The 1940s were a fateful decade for the Jewish people, beginning with persecution and genocide and culminating in freedom and independence. The story of the Exodus from Egypt as retold in the Haggadah, which has inspired both Jews and non-Jews throughout the ages, became the story of this generation as well, which they expressed in various non-traditional Haggadot written for their communal Passover seders.

How did it feel to be a young Holocaust survivor celebrating the first Passover seder following liberation? In 1946, members of the United Zionist Youth Movement prepared their own Haggadah in the DP camps in Germany. Their version of the rabbinic text voiced their deep regret at having been blind to the Nazi threat and their unequivocal commitment to “the exodus from Europe,” namely to Zionism and immigration to the Land of Israel.

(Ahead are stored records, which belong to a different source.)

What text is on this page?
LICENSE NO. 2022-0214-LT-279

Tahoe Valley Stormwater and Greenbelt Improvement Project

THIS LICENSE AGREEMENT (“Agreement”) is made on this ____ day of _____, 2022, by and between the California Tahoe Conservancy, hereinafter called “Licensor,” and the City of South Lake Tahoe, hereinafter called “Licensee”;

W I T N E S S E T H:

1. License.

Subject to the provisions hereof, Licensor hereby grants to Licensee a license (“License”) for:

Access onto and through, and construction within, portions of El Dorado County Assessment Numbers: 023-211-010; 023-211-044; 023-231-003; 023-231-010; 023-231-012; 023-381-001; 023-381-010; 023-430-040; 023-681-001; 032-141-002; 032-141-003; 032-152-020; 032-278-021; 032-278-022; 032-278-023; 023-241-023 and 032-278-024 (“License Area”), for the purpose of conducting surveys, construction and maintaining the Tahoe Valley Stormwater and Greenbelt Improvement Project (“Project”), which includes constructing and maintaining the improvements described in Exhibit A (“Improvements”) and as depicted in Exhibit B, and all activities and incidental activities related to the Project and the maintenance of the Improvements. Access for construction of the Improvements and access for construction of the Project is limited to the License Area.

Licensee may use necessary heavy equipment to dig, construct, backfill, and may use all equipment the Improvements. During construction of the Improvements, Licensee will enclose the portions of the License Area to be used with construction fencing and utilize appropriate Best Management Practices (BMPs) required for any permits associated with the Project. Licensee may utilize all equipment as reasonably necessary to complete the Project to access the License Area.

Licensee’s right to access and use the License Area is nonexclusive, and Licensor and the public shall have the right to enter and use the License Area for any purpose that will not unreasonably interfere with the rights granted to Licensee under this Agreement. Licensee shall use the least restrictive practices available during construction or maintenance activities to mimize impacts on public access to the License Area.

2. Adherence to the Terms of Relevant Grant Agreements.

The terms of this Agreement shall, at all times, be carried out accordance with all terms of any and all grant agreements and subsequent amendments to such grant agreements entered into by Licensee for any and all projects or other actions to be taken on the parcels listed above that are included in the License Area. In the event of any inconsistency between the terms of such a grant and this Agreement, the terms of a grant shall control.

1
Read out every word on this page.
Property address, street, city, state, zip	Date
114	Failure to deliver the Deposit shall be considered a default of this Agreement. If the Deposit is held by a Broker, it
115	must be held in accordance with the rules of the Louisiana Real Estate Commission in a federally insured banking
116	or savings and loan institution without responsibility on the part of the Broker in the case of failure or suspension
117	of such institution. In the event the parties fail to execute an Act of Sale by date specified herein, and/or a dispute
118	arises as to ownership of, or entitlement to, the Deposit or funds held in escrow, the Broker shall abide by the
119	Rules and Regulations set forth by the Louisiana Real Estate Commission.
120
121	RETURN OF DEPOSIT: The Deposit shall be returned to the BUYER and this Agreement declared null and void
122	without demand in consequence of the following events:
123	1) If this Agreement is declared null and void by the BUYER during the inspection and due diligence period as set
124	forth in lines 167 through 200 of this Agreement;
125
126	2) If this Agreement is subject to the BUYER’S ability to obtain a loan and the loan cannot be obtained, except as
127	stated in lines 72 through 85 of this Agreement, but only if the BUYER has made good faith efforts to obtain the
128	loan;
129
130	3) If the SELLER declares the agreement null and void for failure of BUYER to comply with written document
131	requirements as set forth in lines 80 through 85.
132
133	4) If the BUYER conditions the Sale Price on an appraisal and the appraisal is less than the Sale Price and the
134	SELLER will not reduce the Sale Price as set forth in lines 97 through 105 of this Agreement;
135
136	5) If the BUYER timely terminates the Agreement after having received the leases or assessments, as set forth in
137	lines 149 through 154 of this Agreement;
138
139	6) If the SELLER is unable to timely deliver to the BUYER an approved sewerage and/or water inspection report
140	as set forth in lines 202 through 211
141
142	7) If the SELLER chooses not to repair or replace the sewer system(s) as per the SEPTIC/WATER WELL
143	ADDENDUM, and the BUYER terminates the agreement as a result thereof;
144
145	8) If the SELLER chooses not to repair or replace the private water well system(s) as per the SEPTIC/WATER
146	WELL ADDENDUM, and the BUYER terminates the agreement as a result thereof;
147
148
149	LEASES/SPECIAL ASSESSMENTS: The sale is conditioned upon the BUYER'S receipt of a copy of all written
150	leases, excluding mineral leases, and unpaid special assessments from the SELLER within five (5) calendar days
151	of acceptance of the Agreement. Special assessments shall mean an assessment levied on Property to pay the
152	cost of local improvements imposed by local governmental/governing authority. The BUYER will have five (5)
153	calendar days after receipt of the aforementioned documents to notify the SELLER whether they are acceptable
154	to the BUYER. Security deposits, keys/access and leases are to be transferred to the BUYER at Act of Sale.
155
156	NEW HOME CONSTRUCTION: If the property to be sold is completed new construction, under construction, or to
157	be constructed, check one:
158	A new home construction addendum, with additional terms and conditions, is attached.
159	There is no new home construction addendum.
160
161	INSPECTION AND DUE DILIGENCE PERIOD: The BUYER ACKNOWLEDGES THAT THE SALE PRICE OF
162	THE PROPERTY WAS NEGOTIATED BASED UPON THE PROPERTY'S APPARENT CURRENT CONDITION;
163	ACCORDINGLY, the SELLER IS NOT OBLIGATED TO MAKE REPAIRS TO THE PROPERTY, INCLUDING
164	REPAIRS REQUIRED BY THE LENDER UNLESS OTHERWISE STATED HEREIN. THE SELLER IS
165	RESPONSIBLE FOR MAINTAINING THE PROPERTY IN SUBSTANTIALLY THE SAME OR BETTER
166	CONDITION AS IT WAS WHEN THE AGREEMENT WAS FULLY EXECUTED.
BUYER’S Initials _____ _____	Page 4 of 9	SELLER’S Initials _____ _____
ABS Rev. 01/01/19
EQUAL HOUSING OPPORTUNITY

The verses describing Egyptian bondage were dramatized in a series of woodcuts created by one of the survivors, Zvi Miklos Adler (Ben-Binyamin), and depict the starvation, back-breaking labor, and precariousness of life in the concentration camps.

Two years later, the struggle for freedom took on a new aspect, this time involving the Jewish defense forces in pre-State Palestine. In 1948, in the decisive days of the War of Independence — the week preceding Passover, just three weeks before the declaration of statehood — the Palmach twice tried and failed to conquer the Nabi Yusha fort in the Upper Galilee, losing twenty-six soldiers. The Haggadah created for the Palmach unit celebrates Passover with hope for imminent national renewal. It also acknowledges the toll exacted by freedom and glorifies the sacrifices made to complete the Jewish people’s journey from slavery to freedom.

These non-traditional Haggadot are original Israeli artifacts. Both Jews fighting for the establishment of Israel and those participating in Zionist movements in the Diaspora fulfilled the Haggadah’s ancient injunction to regard themselves as if they, too, had been freed from bondage by telling and retelling their story.